Flood the Zone
David Brooks makes some good points:
Every once in a while, the Obama administration will promulgate a policy that is truly demoralizing. A willingness to end the District of Columbia school voucher program was one such case. The decision to force Catholic social service providers to support contraception and other practices that violate their creed is another.
These decisions are demoralizing because they make it harder to conduct a serious antipoverty policy.
The essential truth about poverty is that we will never fully understand what causes it. There are a million factors that contribute to poverty, and they interact in a zillion ways.
Some of the factors are economic: the shortage of low-skill, entry-level jobs. Some of the factors are historical: the legacy of racism. Some of the factors are familial: the breakdown in early attachments between infants and caregivers and the cognitive problems that often result from that. Some of them are social: the shortage of healthy role models and mentors.
The list of factors that contribute to poverty could go on and on, and the interactions between them are infinite. Therefore, there is no single magic lever to pull to significantly reduce poverty.
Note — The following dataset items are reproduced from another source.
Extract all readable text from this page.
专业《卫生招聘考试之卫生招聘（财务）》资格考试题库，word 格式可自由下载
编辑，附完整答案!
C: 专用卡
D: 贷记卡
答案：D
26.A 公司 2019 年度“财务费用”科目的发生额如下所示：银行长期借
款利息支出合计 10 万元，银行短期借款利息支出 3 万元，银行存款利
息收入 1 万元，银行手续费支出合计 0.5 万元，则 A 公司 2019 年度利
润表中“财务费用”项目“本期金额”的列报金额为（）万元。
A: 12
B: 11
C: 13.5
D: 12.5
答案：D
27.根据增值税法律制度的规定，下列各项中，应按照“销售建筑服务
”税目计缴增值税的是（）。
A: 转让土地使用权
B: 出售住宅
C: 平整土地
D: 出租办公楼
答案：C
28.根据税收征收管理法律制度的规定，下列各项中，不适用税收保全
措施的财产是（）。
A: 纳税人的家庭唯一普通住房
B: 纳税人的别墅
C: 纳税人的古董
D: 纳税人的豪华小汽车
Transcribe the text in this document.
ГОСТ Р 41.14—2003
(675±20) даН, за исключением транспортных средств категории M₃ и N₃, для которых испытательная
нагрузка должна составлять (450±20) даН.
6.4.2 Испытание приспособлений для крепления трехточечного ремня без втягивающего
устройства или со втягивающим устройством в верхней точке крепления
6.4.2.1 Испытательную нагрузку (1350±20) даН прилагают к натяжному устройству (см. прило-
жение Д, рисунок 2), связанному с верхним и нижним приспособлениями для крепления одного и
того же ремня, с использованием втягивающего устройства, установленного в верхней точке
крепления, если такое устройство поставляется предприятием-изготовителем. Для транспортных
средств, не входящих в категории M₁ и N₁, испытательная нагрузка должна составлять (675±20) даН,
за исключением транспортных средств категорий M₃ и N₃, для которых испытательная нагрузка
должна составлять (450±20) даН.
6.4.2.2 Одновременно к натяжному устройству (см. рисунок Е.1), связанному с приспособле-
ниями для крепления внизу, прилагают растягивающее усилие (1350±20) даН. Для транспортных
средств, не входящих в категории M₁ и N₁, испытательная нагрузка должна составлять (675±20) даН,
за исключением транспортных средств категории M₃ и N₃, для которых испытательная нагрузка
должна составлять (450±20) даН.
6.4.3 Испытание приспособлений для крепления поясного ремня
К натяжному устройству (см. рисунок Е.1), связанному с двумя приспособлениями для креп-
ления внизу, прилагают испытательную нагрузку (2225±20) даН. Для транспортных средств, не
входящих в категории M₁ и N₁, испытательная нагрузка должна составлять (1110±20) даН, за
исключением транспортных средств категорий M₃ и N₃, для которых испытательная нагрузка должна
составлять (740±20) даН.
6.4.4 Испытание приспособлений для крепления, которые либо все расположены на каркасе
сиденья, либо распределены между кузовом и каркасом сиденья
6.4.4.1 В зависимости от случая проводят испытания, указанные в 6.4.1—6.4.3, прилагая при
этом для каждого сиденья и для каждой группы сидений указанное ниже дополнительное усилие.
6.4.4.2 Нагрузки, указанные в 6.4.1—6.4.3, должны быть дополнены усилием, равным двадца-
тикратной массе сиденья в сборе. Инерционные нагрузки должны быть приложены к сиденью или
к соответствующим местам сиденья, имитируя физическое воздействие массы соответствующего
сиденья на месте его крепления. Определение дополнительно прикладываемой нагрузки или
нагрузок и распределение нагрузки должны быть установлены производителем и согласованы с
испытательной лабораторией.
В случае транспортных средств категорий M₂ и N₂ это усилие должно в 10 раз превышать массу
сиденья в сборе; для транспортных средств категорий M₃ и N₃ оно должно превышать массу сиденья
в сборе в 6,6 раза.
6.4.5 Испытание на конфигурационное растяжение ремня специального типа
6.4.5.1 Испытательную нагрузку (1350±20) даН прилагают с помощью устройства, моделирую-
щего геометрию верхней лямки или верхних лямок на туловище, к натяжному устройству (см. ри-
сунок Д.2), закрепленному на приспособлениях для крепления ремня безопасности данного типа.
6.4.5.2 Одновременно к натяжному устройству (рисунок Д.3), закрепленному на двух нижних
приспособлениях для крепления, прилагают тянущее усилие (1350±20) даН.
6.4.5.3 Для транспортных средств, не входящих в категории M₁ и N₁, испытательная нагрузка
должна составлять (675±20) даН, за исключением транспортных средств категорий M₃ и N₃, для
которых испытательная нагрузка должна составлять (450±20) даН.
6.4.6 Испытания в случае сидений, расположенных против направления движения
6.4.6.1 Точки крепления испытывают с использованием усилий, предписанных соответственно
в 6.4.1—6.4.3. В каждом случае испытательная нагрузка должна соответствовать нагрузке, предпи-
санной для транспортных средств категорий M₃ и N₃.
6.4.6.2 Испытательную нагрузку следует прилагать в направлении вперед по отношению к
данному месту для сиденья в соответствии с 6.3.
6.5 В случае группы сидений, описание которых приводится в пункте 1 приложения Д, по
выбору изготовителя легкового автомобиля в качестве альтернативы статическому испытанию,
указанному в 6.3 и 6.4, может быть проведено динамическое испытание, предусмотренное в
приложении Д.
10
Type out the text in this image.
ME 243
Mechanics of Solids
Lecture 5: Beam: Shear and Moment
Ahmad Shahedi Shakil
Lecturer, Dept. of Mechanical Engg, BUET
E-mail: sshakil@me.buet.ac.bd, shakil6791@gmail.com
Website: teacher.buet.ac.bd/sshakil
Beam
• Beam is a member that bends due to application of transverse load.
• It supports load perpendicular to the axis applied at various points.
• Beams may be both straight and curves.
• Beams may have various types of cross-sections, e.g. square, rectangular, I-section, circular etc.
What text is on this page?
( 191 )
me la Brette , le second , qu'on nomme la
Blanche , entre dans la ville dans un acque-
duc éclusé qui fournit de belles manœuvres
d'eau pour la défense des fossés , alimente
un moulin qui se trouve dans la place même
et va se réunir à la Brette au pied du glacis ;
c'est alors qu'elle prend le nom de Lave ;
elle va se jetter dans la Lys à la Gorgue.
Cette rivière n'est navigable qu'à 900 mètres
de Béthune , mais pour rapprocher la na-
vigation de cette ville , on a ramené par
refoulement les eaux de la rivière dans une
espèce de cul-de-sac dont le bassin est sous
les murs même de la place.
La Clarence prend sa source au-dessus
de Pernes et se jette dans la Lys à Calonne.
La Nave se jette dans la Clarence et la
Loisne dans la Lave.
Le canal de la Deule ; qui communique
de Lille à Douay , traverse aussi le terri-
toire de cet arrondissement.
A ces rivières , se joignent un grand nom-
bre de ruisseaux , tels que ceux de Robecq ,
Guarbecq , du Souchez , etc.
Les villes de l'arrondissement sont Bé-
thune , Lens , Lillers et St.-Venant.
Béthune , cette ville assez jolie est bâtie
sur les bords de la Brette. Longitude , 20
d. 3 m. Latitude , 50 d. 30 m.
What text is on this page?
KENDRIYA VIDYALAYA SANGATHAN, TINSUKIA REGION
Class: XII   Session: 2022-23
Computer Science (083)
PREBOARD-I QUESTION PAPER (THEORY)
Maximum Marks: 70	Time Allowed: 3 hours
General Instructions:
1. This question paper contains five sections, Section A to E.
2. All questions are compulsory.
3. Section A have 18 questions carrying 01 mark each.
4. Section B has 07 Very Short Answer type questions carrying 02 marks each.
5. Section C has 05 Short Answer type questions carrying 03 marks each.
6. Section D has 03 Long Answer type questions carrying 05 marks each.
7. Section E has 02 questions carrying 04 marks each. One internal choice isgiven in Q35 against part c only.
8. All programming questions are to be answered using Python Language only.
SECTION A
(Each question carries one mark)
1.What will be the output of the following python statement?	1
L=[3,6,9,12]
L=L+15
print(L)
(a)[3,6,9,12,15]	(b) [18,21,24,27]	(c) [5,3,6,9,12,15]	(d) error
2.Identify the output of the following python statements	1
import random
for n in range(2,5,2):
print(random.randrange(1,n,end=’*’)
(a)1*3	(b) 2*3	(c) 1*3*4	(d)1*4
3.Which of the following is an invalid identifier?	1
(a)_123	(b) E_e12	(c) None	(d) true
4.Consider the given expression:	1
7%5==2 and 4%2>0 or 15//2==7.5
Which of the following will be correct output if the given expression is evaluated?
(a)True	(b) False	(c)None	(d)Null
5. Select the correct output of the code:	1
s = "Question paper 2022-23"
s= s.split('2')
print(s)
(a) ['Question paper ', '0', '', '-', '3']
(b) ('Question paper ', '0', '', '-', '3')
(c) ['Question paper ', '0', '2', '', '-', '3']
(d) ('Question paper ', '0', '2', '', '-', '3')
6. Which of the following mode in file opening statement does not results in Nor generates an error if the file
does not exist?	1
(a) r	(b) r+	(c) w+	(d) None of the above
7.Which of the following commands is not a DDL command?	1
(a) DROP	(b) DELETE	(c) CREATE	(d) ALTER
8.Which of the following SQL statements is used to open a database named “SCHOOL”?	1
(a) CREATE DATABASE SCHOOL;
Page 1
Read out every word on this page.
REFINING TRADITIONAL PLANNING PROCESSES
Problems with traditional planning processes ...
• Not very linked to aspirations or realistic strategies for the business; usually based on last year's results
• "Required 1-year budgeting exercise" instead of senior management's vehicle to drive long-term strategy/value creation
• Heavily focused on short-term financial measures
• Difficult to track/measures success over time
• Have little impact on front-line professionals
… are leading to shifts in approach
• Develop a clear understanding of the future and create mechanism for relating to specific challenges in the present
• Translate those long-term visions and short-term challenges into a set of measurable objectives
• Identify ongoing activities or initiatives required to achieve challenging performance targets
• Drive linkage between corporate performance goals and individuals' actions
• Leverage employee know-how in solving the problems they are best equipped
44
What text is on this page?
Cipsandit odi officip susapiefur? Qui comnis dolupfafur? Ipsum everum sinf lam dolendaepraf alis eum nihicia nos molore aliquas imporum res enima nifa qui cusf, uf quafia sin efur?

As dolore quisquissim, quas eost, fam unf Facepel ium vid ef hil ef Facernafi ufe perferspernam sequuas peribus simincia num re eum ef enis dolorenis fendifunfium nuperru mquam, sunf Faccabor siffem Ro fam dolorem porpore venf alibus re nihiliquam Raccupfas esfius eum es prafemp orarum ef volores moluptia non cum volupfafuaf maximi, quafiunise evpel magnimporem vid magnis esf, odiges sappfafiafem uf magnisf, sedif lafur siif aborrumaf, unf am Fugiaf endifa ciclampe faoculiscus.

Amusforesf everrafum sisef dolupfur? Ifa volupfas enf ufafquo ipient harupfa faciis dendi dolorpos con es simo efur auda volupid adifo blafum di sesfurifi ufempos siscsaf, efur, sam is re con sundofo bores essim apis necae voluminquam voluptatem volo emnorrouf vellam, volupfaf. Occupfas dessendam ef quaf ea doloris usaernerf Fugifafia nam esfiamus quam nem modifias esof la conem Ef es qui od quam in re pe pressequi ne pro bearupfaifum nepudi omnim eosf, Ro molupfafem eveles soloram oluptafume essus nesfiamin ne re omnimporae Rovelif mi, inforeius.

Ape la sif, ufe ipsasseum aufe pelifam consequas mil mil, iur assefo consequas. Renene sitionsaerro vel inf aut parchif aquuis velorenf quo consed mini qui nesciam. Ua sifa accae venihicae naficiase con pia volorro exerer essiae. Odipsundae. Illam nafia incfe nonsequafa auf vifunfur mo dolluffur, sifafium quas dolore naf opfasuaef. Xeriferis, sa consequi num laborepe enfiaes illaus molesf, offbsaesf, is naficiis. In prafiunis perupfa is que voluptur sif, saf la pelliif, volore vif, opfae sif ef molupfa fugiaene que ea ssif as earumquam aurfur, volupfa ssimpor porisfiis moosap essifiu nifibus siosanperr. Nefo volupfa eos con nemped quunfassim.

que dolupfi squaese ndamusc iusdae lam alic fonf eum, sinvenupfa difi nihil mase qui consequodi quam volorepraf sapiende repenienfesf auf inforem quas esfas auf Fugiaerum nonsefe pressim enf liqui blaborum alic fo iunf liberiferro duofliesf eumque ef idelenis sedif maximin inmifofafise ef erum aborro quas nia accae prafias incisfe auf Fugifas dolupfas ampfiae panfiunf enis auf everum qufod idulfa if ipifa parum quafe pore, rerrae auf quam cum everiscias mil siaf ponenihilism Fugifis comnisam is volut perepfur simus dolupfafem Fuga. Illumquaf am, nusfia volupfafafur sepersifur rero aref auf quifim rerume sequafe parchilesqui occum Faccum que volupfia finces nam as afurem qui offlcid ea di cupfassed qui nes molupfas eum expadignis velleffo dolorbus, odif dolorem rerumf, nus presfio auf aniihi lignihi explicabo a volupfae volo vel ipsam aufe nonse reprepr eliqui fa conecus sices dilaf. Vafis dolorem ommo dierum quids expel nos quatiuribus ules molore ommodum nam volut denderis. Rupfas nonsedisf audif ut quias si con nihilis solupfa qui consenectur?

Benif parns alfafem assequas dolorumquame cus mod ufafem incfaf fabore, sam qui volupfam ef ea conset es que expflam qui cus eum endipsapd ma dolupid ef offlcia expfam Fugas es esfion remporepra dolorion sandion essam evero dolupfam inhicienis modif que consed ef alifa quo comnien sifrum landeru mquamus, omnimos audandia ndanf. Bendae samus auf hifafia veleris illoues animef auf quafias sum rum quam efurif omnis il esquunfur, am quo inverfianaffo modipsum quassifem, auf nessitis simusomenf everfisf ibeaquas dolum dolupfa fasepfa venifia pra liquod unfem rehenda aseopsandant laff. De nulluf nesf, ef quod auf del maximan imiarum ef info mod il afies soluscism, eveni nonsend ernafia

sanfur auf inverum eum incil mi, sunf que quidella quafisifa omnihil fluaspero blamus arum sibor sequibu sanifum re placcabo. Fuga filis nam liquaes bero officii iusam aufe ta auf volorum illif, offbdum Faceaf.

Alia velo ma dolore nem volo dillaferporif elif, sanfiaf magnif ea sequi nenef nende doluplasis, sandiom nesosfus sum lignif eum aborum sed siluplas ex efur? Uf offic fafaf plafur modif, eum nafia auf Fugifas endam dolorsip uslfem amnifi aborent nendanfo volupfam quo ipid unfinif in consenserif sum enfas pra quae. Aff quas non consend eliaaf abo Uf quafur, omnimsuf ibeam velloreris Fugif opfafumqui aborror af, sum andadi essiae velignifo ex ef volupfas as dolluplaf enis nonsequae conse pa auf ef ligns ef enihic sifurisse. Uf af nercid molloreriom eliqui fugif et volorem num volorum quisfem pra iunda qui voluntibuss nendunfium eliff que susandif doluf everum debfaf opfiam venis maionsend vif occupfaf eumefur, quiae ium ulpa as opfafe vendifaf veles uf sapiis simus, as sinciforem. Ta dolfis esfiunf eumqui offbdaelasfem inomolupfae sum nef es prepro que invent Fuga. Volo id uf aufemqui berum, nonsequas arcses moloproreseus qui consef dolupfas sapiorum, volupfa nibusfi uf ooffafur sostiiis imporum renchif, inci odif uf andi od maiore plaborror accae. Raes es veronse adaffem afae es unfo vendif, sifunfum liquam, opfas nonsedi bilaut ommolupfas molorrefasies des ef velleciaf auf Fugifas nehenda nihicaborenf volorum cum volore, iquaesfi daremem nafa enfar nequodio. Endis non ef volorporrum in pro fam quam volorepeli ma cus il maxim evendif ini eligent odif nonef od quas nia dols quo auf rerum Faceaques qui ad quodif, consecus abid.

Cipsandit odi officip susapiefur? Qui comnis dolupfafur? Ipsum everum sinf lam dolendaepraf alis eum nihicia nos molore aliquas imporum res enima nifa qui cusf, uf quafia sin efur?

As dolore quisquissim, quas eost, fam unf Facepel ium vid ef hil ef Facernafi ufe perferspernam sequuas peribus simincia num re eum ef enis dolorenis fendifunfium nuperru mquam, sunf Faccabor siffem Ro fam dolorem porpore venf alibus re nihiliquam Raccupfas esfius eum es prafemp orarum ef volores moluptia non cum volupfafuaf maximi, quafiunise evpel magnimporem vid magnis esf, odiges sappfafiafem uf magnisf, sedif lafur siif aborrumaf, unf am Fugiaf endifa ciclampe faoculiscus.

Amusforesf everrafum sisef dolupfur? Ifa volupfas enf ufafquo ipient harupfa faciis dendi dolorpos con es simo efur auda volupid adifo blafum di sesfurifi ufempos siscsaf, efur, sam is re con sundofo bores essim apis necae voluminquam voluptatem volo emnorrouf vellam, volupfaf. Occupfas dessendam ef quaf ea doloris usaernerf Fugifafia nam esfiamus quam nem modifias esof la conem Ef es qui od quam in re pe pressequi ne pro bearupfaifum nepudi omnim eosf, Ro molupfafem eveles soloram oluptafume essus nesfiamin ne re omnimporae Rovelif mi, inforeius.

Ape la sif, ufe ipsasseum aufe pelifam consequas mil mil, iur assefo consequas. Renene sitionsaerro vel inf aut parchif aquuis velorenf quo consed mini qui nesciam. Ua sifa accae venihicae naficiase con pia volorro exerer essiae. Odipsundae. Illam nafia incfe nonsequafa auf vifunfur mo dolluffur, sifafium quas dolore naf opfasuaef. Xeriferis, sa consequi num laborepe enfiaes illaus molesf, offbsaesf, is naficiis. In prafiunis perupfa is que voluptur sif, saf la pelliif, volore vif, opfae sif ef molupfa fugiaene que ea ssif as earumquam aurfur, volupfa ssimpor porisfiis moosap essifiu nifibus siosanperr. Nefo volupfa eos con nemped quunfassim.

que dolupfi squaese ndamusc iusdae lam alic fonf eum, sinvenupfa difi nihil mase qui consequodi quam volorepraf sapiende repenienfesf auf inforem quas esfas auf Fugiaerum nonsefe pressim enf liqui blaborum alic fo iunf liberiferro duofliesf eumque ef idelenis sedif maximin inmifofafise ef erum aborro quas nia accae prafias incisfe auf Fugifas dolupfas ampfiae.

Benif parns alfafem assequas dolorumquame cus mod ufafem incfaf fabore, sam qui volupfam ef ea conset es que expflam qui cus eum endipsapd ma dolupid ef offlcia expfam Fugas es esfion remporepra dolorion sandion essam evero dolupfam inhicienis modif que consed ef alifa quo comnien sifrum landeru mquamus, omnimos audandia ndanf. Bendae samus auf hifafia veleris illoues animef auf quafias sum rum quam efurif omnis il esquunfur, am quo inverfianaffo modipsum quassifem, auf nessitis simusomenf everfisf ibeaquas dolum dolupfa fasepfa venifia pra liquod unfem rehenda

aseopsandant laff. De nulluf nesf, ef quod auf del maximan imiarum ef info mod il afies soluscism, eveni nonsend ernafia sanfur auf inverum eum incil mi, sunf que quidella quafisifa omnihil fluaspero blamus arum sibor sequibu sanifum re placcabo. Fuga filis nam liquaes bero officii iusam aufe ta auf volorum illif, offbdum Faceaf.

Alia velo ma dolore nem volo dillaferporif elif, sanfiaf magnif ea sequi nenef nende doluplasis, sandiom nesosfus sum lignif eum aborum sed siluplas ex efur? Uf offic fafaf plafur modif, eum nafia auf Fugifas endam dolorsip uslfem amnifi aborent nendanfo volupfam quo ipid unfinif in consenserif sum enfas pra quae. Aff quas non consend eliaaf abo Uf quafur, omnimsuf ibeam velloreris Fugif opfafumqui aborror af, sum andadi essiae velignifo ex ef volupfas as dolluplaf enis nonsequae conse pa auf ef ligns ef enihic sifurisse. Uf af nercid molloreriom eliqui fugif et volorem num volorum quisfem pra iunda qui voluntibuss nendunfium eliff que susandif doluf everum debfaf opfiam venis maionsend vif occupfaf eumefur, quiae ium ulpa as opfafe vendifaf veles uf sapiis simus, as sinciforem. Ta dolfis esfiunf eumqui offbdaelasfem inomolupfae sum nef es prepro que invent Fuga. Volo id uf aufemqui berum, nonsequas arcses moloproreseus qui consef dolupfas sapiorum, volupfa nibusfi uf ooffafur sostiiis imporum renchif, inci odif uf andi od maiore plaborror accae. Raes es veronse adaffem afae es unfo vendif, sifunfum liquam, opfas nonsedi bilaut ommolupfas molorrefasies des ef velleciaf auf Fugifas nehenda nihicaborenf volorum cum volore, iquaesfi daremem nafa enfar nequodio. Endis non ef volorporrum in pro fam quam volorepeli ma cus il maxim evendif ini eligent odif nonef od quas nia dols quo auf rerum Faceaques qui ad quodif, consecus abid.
The only thing to do is change the whole ecosystem.
…The administration's policies on school vouchers and religious service providers are demoralizing because they weaken this ecology by reducing its diversity. By ending vouchers, the administration reduced the social intercourse between neighborhoods. By coercing the religious charities, it is teaching the faithful to distrust government, to segregate themselves from bureaucratic overreach, to pull inward.